What's a significant obstacle or challenge you've faced in life and how did you overcome it?

"It’s possible I’m facing my largest roadblock (maybe better described as a pivotal moment?) right now. My capacity to keep up with my creative pursuits has slowed big time because I’m now a mum - this is both expected and welcome but challenging and taxing in equal measure. It’s an internal conflict between keeping the flame of your creative career burning while being a present, engaged parent. Naturally, creative people need to keep feeding their creative self, naturally parents have an instinctive inclination to be engaged. Turns out if you try compromising one for the sake of the other, you still bring down the quality of your efforts with both. When your focus is diverted in two places you can feel overwhelming guilt and stress — an awful (but commonly silent) experience.

Betty Friedan articulated something in such an eloquently simple way that resonated with me and I hope it reaches others who need to hear it: You really can have it all, just not at the same time.

This has become something of a mantra for me as these two versions of myself collide. Fortunately, I’m in a position where I can choose to compromise — being my own business owner means I can be selective with which clients and campaigns I want to engage with and when. And Billy [the Director of EVER Architecture] is a true leader in every sense of the word, checking in with each of his architects to ensure our personal, family, and spiritual lives are being met. His servant -heartedness to his architects, his clients, and his own family are admirable, and rare.

For now I’m taking things one day at a time, and relishing in the fleeting days with my little boy while he needs me most."

Could you share one tool or resource that's significantly impacted your personal growth journey?

And, do you have a book that's had a profound impact on your life?

"I’m blending my answers to these two questions as my lifechanging tool and book are so interconnected! I’ll share my book first. In artists’ circles this has become a cliché response, but deservedly so - The Artist’s Way by Julia Cameron. If you’re working in any creative space this one is worthwhile, it’s one of those rare, timeless books where you can tell the author is speaking from both objective wisdom, along with something more transcendental. When I’m in a creative rut I find I can dive into any random page and find something motivating, or instrumentally useful to take away.

Julia’s conviction in the power of Morning Pages (three written stream-of-consciousness pages every morning) is super valuable. For someone with a lot on my mind, the opportunity to surrender everything to paper before you begin your day is truly transformative.

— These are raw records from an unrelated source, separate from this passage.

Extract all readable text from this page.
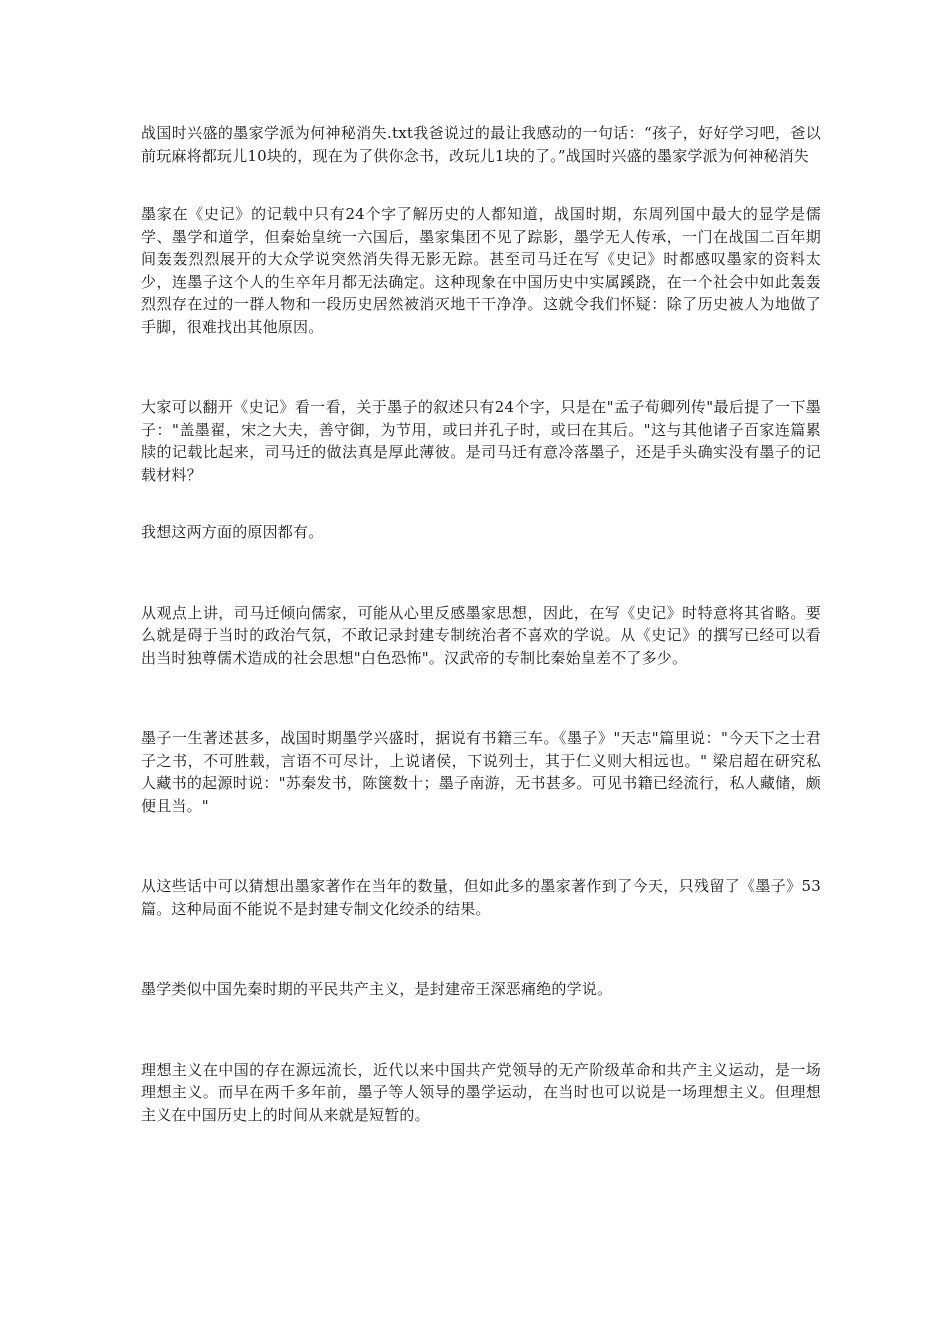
战国时兴盛的墨家学派为何神秘消失.txt我爸说过的最让我感动的一句话：“孩子，好好学习吧，爸以前玩麻将都玩儿10块的，现在为了供你念书，改玩儿1块的了。”战国时兴盛的墨家学派为何神秘消失

墨家在《史记》的记载中只有24个字了解历史的人都知道，战国时期，东周列国中最大的显学是儒学、墨学和道学，但秦始皇统一六国后，墨家集团不见了踪影，墨学无人传承，一门在战国二百年期间轰轰烈烈展开的大众学说突然消失得无影无踪。甚至司马迁在写《史记》时都感叹墨家的资料太少，连墨子这个人的生卒年月都无法确定。这种现象在中国历史中实属蹊跷，在一个社会中如此轰轰烈烈存在过的一群人物和一段历史居然被消灭地干干净净。这就令我们怀疑：除了历史被人为地做了手脚，很难找出其他原因。

大家可以翻开《史记》看一看，关于墨子的叙述只有24个字，只是在"孟子荀卿列传"最后提了一下墨子："盖墨翟，宋之大夫，善守御，为节用，或曰并孔子时，或曰在其后。"这与其他诸子百家连篇累牍的记载比起来，司马迁的做法真是厚此薄彼。是司马迁有意冷落墨子，还是手头确实没有墨子的记载材料？

我想这两方面的原因都有。

从观点上讲，司马迁倾向儒家，可能从心里反感墨家思想，因此，在写《史记》时特意将其省略。要么就是碍于当时的政治气氛，不敢记录封建专制统治者不喜欢的学说。从《史记》的撰写已经可以看出当时独尊儒术造成的社会思想"白色恐怖"。汉武帝的专制比秦始皇差不了多少。

墨子一生著述甚多，战国时期墨学兴盛时，据说有书籍三车。《墨子》"天志"篇里说："今天下之士君子之书，不可胜载，言语不可尽计，上说诸侯，下说列士，其于仁义则大相远也。" 梁启超在研究私人藏书的起源时说："苏秦发书，陈箧数十；墨子南游，无书甚多。可见书籍已经流行，私人藏储，颇便且当。"

从这些话中可以猜想出墨家著作在当年的数量，但如此多的墨家著作到了今天，只残留了《墨子》53篇。这种局面不能说不是封建专制文化绞杀的结果。

墨学类似中国先秦时期的平民共产主义，是封建帝王深恶痛绝的学说。

理想主义在中国的存在源远流长，近代以来中国共产党领导的无产阶级革命和共产主义运动，是一场理想主义。而早在两千多年前，墨子等人领导的墨学运动，在当时也可以说是一场理想主义。但理想主义在中国历史上的时间从来就是短暂的。
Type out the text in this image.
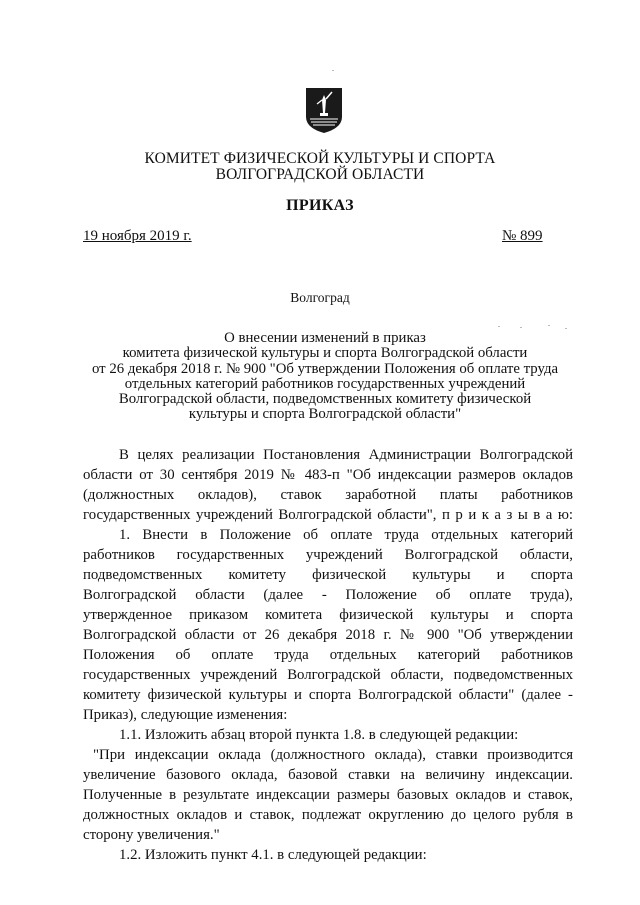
КОМИТЕТ ФИЗИЧЕСКОЙ КУЛЬТУРЫ И СПОРТА
ВОЛГОГРАДСКОЙ ОБЛАСТИ
ПРИКАЗ
19 ноября 2019 г.	№ 899
Волгоград
О внесении изменений в приказ
комитета физической культуры и спорта Волгоградской области
от 26 декабря 2018 г. № 900 "Об утверждении Положения об оплате труда
отдельных категорий работников государственных учреждений
Волгоградской области, подведомственных комитету физической
культуры и спорта Волгоградской области"
В целях реализации Постановления Администрации Волгоградской
области от 30 сентября 2019 № 483-п "Об индексации размеров окладов
(должностных окладов), ставок заработной платы работников
государственных учреждений Волгоградской области", п р и к а з ы в а ю:
1. Внести в Положение об оплате труда отдельных категорий
работников государственных учреждений Волгоградской области,
подведомственных комитету физической культуры и спорта
Волгоградской области (далее - Положение об оплате труда),
утвержденное приказом комитета физической культуры и спорта
Волгоградской области от 26 декабря 2018 г. № 900 "Об утверждении
Положения об оплате труда отдельных категорий работников
государственных учреждений Волгоградской области, подведомственных
комитету физической культуры и спорта Волгоградской области" (далее -
Приказ), следующие изменения:
1.1. Изложить абзац второй пункта 1.8. в следующей редакции:
"При индексации оклада (должностного оклада), ставки производится
увеличение базового оклада, базовой ставки на величину индексации.
Полученные в результате индексации размеры базовых окладов и ставок,
должностных окладов и ставок, подлежат округлению до целого рубля в
сторону увеличения."
1.2. Изложить пункт 4.1. в следующей редакции:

This is also where the Lifey Planner comes in for me. I’ll preface this that this is in no way a sponsored response! So I’ve been gratitude journaling for my Morning Pages for five years, and until Johnny formulated this planner, I felt the rest of my thoughts had felt unstructured and trapped. I really love how Lifey meets you where you’re at, then sinks right into the crux of what’s important in your day with a wonderfully straightforward gameplan (My favourites - What is today’s one important thing? and Who you’d like to connect with?).

And this seems like a minor detail but I commend the use of the fineline box around the answer sections - those helped me keep my answers nice and concise! It only took a handful of weeks before considering these questions become a structured habit in my mind.

Johnny, I’m thankful. What a wonderful resource."

Thank you, Georgina Kreutzer. It is a true honor to feature you, and we could not be more thankful for the wisdom and insight you have shared with us. You are a true friend of The Lifey Brand and we look forward to seeing you continue to inspire and create beautiful things.